The Icing on the Plate is a 20 to 30 minute activity in which children create models with cake icing to compare the volcanos formed on planets with stationary surfaces and planets with moving plates. Children will gain an understanding of why volcanos on Mars are so large compared to those on Earth, and what the patterns of Earth's volcanos tell us.
Recipe for a Planet
Recipe for a Planet is a 45 minute activity in which children build edible models of Earth and Mars to compare their sizes and illustrate their internal layers.
In this 10 minute demonstration or 30 minute activity, children observe a demonstration of planetary differentiation, the organization of planetary interiors into layers of different densities, to illustrate why Mars and other planets have cores, mantles, and outer crusts.

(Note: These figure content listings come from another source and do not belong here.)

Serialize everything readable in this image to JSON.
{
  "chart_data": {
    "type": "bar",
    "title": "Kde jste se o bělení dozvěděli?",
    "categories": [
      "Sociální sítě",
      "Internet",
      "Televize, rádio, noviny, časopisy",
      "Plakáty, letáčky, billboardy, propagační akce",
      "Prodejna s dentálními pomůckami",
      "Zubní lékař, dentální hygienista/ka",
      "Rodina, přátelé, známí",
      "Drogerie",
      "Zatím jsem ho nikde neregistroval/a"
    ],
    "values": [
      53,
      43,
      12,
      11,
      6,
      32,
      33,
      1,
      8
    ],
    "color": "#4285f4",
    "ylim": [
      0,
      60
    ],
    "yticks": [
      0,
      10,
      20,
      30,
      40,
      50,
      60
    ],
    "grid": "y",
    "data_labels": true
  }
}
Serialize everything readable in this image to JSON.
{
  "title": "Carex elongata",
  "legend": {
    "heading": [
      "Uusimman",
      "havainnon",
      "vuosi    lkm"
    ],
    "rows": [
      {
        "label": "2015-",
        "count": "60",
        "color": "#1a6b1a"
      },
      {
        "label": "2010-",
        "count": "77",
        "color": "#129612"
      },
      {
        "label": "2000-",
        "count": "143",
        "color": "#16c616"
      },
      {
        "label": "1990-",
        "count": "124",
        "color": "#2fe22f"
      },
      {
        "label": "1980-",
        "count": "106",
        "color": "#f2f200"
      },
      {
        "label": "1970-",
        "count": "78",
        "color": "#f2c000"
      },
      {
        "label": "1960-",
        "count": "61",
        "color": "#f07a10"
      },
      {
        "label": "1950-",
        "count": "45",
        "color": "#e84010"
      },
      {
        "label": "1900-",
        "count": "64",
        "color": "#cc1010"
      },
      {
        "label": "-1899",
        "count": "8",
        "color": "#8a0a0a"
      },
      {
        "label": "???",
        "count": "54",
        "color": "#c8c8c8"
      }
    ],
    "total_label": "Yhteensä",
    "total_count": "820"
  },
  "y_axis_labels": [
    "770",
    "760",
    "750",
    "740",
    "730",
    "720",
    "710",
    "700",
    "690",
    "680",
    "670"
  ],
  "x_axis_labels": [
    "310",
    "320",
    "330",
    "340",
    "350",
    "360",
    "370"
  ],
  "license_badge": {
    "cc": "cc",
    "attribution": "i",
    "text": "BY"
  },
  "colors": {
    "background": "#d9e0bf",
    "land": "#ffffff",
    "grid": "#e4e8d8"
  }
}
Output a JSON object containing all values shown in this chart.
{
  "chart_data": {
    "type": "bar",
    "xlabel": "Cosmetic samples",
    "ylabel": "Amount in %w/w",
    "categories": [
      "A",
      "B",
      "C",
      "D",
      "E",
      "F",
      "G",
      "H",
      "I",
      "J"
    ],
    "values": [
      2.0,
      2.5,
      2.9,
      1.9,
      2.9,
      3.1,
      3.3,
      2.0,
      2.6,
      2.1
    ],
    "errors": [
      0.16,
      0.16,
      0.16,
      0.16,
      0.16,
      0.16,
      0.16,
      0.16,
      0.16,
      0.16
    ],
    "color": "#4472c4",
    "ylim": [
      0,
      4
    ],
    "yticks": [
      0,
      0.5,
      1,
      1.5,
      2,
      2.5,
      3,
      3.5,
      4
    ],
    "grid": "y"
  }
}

Cooling Planets is an optional 10 to 15 minute discussion in which older children, ages 10 to 13, discover, through inquiry-based dialogue, which planet is hotter on the interior - Mars or Earth! The children consider the effect of size (volume) on the cooling rate of objects and, based on extrapolations, interpret the cooling histories of the inner, rocky planets of our solar system.
Mind Over Mars
In this 30 to 45 minute game, teams of children use their knowledge of Mars to create question cards for a board game that will assess and reinforce their understanding of what they have learned. This activity can be used as a wrap-up for Geologic Scene Investigator: Part 1 or Part 2, or as a wrap-up for the entire investigation.